C'è una sorta di timore reverenziale quando mi accosto all'arte astratta di Kandinsky, le parole vacillano e la lucidità cede il passo alle emozioni. Mi sembra quasi di sporcare il ricordo di uno degli artisti più sfuggenti del Novecento. Poi, se mi fermo e faccio un lungo respiro, mi tornano in mente gli studi fatti, le mostre dedicate a questo grande artista, i cataloghi con quelle immagini stampate su carta lucida e le descrizioni così dannatamente ordinate. Eppure Kandinsky mi rimanda a tutto meno che all'ordine, mi rimanda a tutto meno che alla perfezione. Kandinsky è rivoluzione, è libertà. Kandinsky è futuro.
Le sue tele profumano di una spiritualità artistica che rompe gli argini dell'arte figurativa liberandola da vecchie catene e donandole una libertà contenutistica del tutto innovativa per l'epoca. E' una sorta di grammatica quella che viene delineata dal pensiero di Kandinsky, che confluisce nello Spirituale dell'arte (Piper, 1912), un saggio, un reportage artistico, un dossier dedicato alle linee guida sulla pittura. E' un processo spirituale quello che porta l'artista Kandinsky all'esplorazione di un linguaggio nuovo che parte dalle zone più recondite del nostro io per approdare alla realtà esteriore. Gli artisti per eccellenza nei quali Kandinsky ricerca questo linguaggio sono Cézanne, Matisse e Picasso.

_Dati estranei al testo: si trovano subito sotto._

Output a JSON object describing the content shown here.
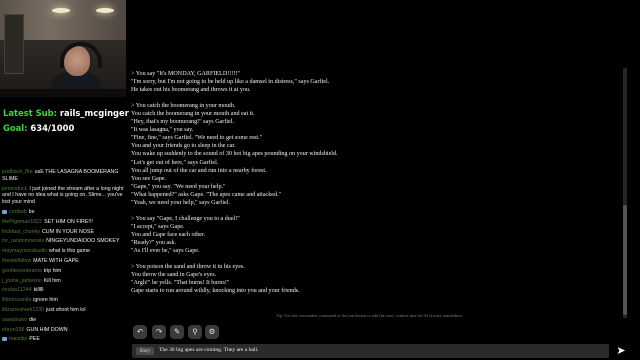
{
  "stream": {
    "latest_sub_label": "Latest Sub:",
    "latest_sub_name": "rails_mcginger",
    "goal_label": "Goal:",
    "goal_value": "634/1000"
  },
  "chat": [
    {
      "nick": "pudbach_flre",
      "text": "usE THE LASAGNA BOOMERANG SLIME",
      "badge": false
    },
    {
      "nick": "jamesduck",
      "text": "I just joined the stream after a long night and I have no idea what is going on. Slime... you've lost your mind",
      "badge": false
    },
    {
      "nick": "crotbob",
      "text": "be",
      "badge": true
    },
    {
      "nick": "thePigeman1022",
      "text": "SET HIM ON FIRE!!!",
      "badge": false
    },
    {
      "nick": "frickfast_chonky",
      "text": "CUM IN YOUR NOSE",
      "badge": false
    },
    {
      "nick": "mr_randomnessis",
      "text": "NINGEYUNDAIOOO SMOKEY",
      "badge": false
    },
    {
      "nick": "maymaymorabadin",
      "text": "what is this game",
      "badge": false
    },
    {
      "nick": "thelatelbllow",
      "text": "MATE WITH GAPE",
      "badge": false
    },
    {
      "nick": "gordlarvontearns",
      "text": "trip him",
      "badge": false
    },
    {
      "nick": "j_joshe_jameson",
      "text": "Kill him",
      "badge": false
    },
    {
      "nick": "ncolas11244",
      "text": "killlll",
      "badge": false
    },
    {
      "nick": "lilbrotuxsnila",
      "text": "ignore him",
      "badge": false
    },
    {
      "nick": "ibizarreshark1230",
      "text": "just shoot him lol",
      "badge": false
    },
    {
      "nick": "sawainuko",
      "text": "die",
      "badge": false
    },
    {
      "nick": "ebrun336",
      "text": "GUN HIM DOWN",
      "badge": false
    },
    {
      "nick": "naoziko",
      "text": "PEE",
      "badge": true
    }
  ],
  "story": [
    "> You say \"It's MONDAY, GARFIELD!!!!!\"",
    "\"I'm sorry, but I'm not going to be held up like a damsel in distress,\" says Garfiel.",
    "He takes out his boomerang and throws it at you.",
    "",
    "> You catch the boomerang in your mouth.",
    "You catch the boomerang in your mouth and eat it.",
    "\"Hey, that's my boomerang!\" says Garfiel.",
    "\"It was lasagna,\" you say.",
    "\"Fine, fine,\" says Garfiel. \"We need to get some rest.\"",
    "You and your friends go to sleep in the car.",
    "You wake up suddenly to the sound of 30 hot big apes pounding on your windshield.",
    "\"Let's get out of here,\" says Garfiel.",
    "You all jump out of the car and run into a nearby forest.",
    "You see Gape.",
    "\"Gape,\" you say. \"We need your help.\"",
    "\"What happened?\" asks Gape. \"The apes came and attacked.\"",
    "\"Yeah, we need your help,\" says Garfiel.",
    "",
    "> You say \"Gape, I challenge you to a duel!\"",
    "\"I accept,\" says Gape.",
    "You and Gape face each other.",
    "\"Ready?\" you ask.",
    "\"As I'll ever be,\" says Gape.",
    "",
    "> You poison the sand and throw it in his eyes.",
    "You throw the sand in Gape's eyes.",
    "\"Argh!\" he yells. \"That burns! It burns!\"",
    "Gape starts to run around wildly, knocking into you and your friends."
  ],
  "tip": "Tip: Use the /remember command or the pin button to add the story context that the AI always remembers.",
  "toolbar": {
    "undo_glyph": "↶",
    "redo_glyph": "↷",
    "edit_glyph": "✎",
    "pin_glyph": "⚲",
    "settings_glyph": "⚙"
  },
  "input": {
    "mode_label": "Story",
    "text": "The 30 big apes are coming. They are a ball."
  },
  "send_glyph": "➤",
  "colors": {
    "accent_green": "#3fd23a",
    "chat_nick": "#4e7d3c",
    "background": "#000000",
    "panel": "#2b2b2b"
  }
}
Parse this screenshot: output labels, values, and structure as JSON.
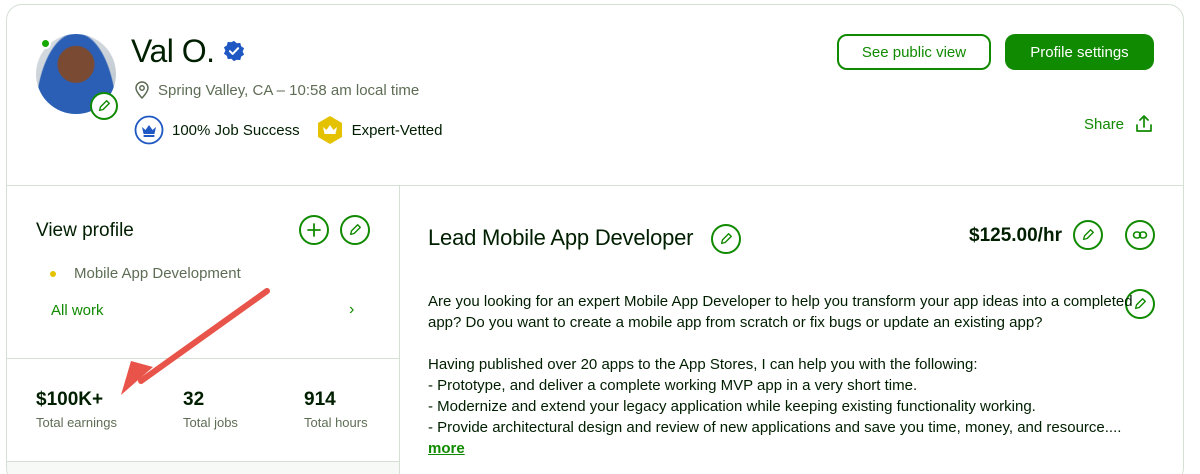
{
  "header": {
    "name": "Val O.",
    "location": "Spring Valley, CA – 10:58 am local time",
    "badges": [
      {
        "label": "100% Job Success",
        "icon": "crown-shield-icon"
      },
      {
        "label": "Expert-Vetted",
        "icon": "crown-hexagon-icon"
      }
    ],
    "see_public_view": "See public view",
    "profile_settings": "Profile settings",
    "share": "Share"
  },
  "sidebar": {
    "view_profile": "View profile",
    "skills": [
      "Mobile App Development"
    ],
    "all_work": "All work",
    "stats": [
      {
        "value": "$100K+",
        "label": "Total earnings"
      },
      {
        "value": "32",
        "label": "Total jobs"
      },
      {
        "value": "914",
        "label": "Total hours"
      }
    ]
  },
  "main": {
    "title": "Lead Mobile App Developer",
    "rate": "$125.00/hr",
    "description": {
      "line1": "Are you looking for an expert Mobile App Developer to help you transform your app ideas into a completed",
      "line2": "app? Do you want to create a mobile app from scratch or fix bugs or update an existing app?",
      "line3": "Having published over 20 apps to the App Stores, I can help you with the following:",
      "line4": "- Prototype, and deliver a complete working MVP app in a very short time.",
      "line5": "- Modernize and extend your legacy application while keeping existing functionality working.",
      "line6": "- Provide architectural design and review of new applications and save you time, money, and resource...."
    },
    "more": "more"
  },
  "colors": {
    "brand_green": "#108a00",
    "text_dark": "#001e00",
    "text_muted": "#5e6d55",
    "annotation_arrow": "#e8544a",
    "verified_blue": "#1f57c3",
    "expert_gold": "#e4c200"
  }
}
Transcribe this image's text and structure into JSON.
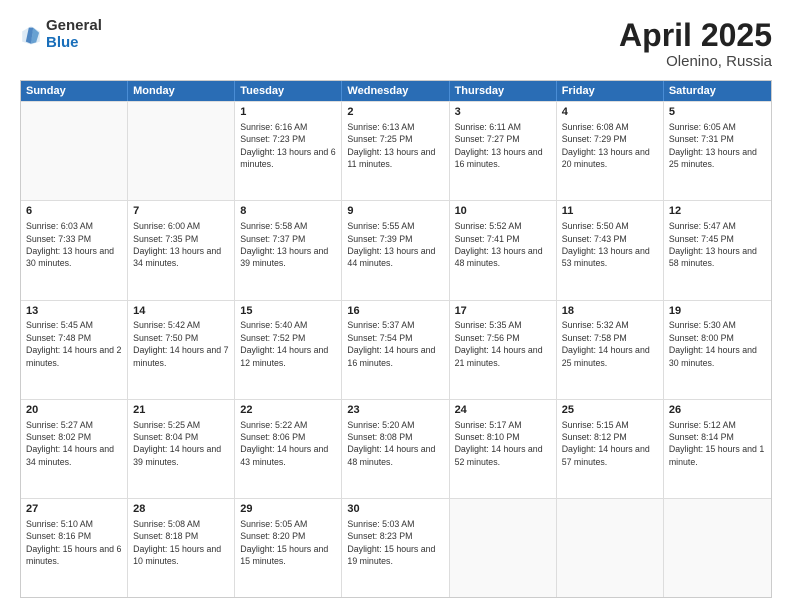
{
  "logo": {
    "general": "General",
    "blue": "Blue"
  },
  "title": {
    "month": "April 2025",
    "location": "Olenino, Russia"
  },
  "calendar": {
    "days": [
      "Sunday",
      "Monday",
      "Tuesday",
      "Wednesday",
      "Thursday",
      "Friday",
      "Saturday"
    ],
    "rows": [
      [
        {
          "day": "",
          "text": ""
        },
        {
          "day": "",
          "text": ""
        },
        {
          "day": "1",
          "text": "Sunrise: 6:16 AM\nSunset: 7:23 PM\nDaylight: 13 hours and 6 minutes."
        },
        {
          "day": "2",
          "text": "Sunrise: 6:13 AM\nSunset: 7:25 PM\nDaylight: 13 hours and 11 minutes."
        },
        {
          "day": "3",
          "text": "Sunrise: 6:11 AM\nSunset: 7:27 PM\nDaylight: 13 hours and 16 minutes."
        },
        {
          "day": "4",
          "text": "Sunrise: 6:08 AM\nSunset: 7:29 PM\nDaylight: 13 hours and 20 minutes."
        },
        {
          "day": "5",
          "text": "Sunrise: 6:05 AM\nSunset: 7:31 PM\nDaylight: 13 hours and 25 minutes."
        }
      ],
      [
        {
          "day": "6",
          "text": "Sunrise: 6:03 AM\nSunset: 7:33 PM\nDaylight: 13 hours and 30 minutes."
        },
        {
          "day": "7",
          "text": "Sunrise: 6:00 AM\nSunset: 7:35 PM\nDaylight: 13 hours and 34 minutes."
        },
        {
          "day": "8",
          "text": "Sunrise: 5:58 AM\nSunset: 7:37 PM\nDaylight: 13 hours and 39 minutes."
        },
        {
          "day": "9",
          "text": "Sunrise: 5:55 AM\nSunset: 7:39 PM\nDaylight: 13 hours and 44 minutes."
        },
        {
          "day": "10",
          "text": "Sunrise: 5:52 AM\nSunset: 7:41 PM\nDaylight: 13 hours and 48 minutes."
        },
        {
          "day": "11",
          "text": "Sunrise: 5:50 AM\nSunset: 7:43 PM\nDaylight: 13 hours and 53 minutes."
        },
        {
          "day": "12",
          "text": "Sunrise: 5:47 AM\nSunset: 7:45 PM\nDaylight: 13 hours and 58 minutes."
        }
      ],
      [
        {
          "day": "13",
          "text": "Sunrise: 5:45 AM\nSunset: 7:48 PM\nDaylight: 14 hours and 2 minutes."
        },
        {
          "day": "14",
          "text": "Sunrise: 5:42 AM\nSunset: 7:50 PM\nDaylight: 14 hours and 7 minutes."
        },
        {
          "day": "15",
          "text": "Sunrise: 5:40 AM\nSunset: 7:52 PM\nDaylight: 14 hours and 12 minutes."
        },
        {
          "day": "16",
          "text": "Sunrise: 5:37 AM\nSunset: 7:54 PM\nDaylight: 14 hours and 16 minutes."
        },
        {
          "day": "17",
          "text": "Sunrise: 5:35 AM\nSunset: 7:56 PM\nDaylight: 14 hours and 21 minutes."
        },
        {
          "day": "18",
          "text": "Sunrise: 5:32 AM\nSunset: 7:58 PM\nDaylight: 14 hours and 25 minutes."
        },
        {
          "day": "19",
          "text": "Sunrise: 5:30 AM\nSunset: 8:00 PM\nDaylight: 14 hours and 30 minutes."
        }
      ],
      [
        {
          "day": "20",
          "text": "Sunrise: 5:27 AM\nSunset: 8:02 PM\nDaylight: 14 hours and 34 minutes."
        },
        {
          "day": "21",
          "text": "Sunrise: 5:25 AM\nSunset: 8:04 PM\nDaylight: 14 hours and 39 minutes."
        },
        {
          "day": "22",
          "text": "Sunrise: 5:22 AM\nSunset: 8:06 PM\nDaylight: 14 hours and 43 minutes."
        },
        {
          "day": "23",
          "text": "Sunrise: 5:20 AM\nSunset: 8:08 PM\nDaylight: 14 hours and 48 minutes."
        },
        {
          "day": "24",
          "text": "Sunrise: 5:17 AM\nSunset: 8:10 PM\nDaylight: 14 hours and 52 minutes."
        },
        {
          "day": "25",
          "text": "Sunrise: 5:15 AM\nSunset: 8:12 PM\nDaylight: 14 hours and 57 minutes."
        },
        {
          "day": "26",
          "text": "Sunrise: 5:12 AM\nSunset: 8:14 PM\nDaylight: 15 hours and 1 minute."
        }
      ],
      [
        {
          "day": "27",
          "text": "Sunrise: 5:10 AM\nSunset: 8:16 PM\nDaylight: 15 hours and 6 minutes."
        },
        {
          "day": "28",
          "text": "Sunrise: 5:08 AM\nSunset: 8:18 PM\nDaylight: 15 hours and 10 minutes."
        },
        {
          "day": "29",
          "text": "Sunrise: 5:05 AM\nSunset: 8:20 PM\nDaylight: 15 hours and 15 minutes."
        },
        {
          "day": "30",
          "text": "Sunrise: 5:03 AM\nSunset: 8:23 PM\nDaylight: 15 hours and 19 minutes."
        },
        {
          "day": "",
          "text": ""
        },
        {
          "day": "",
          "text": ""
        },
        {
          "day": "",
          "text": ""
        }
      ]
    ]
  }
}
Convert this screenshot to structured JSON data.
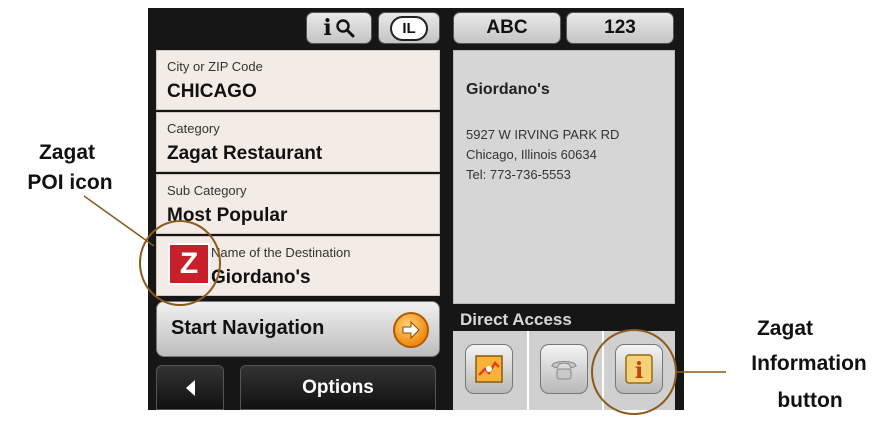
{
  "toolbar": {
    "info_search_label": "i",
    "state_label": "IL",
    "abc_label": "ABC",
    "num_label": "123"
  },
  "fields": [
    {
      "label": "City or ZIP Code",
      "value": "CHICAGO"
    },
    {
      "label": "Category",
      "value": "Zagat Restaurant"
    },
    {
      "label": "Sub Category",
      "value": "Most Popular"
    },
    {
      "label": "Name of the Destination",
      "value": "Giordano's"
    }
  ],
  "zagat_icon_letter": "Z",
  "start_navigation": "Start Navigation",
  "options": "Options",
  "info": {
    "name": "Giordano's",
    "address": "5927 W IRVING PARK RD",
    "city": "Chicago, Illinois 60634",
    "phone": "Tel: 773-736-5553"
  },
  "direct_access": "Direct Access",
  "direct_access_info_label": "i",
  "annotations": {
    "left_1": "Zagat",
    "left_2": "POI icon",
    "right_1": "Zagat",
    "right_2": "Information",
    "right_3": "button"
  },
  "colors": {
    "zagat_red": "#c8202a",
    "accent_orange": "#f08a12",
    "annotation_circle": "#8a5a1c"
  }
}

La spiritualità artistica prende forma, per la prima volta, nelle opere che vedono la luce nei primi due decenni del Novecento. E saranno proprio questi quadri i protagonisti della mostra, Kandinsky dalla Russia all'Europa, in corso a Palazzo Blu a Pisa fino al 3 febbraio 2013, un modo per ripercorrere la vita artistica e il pensiero interiore di un "rivoluzionario della visione".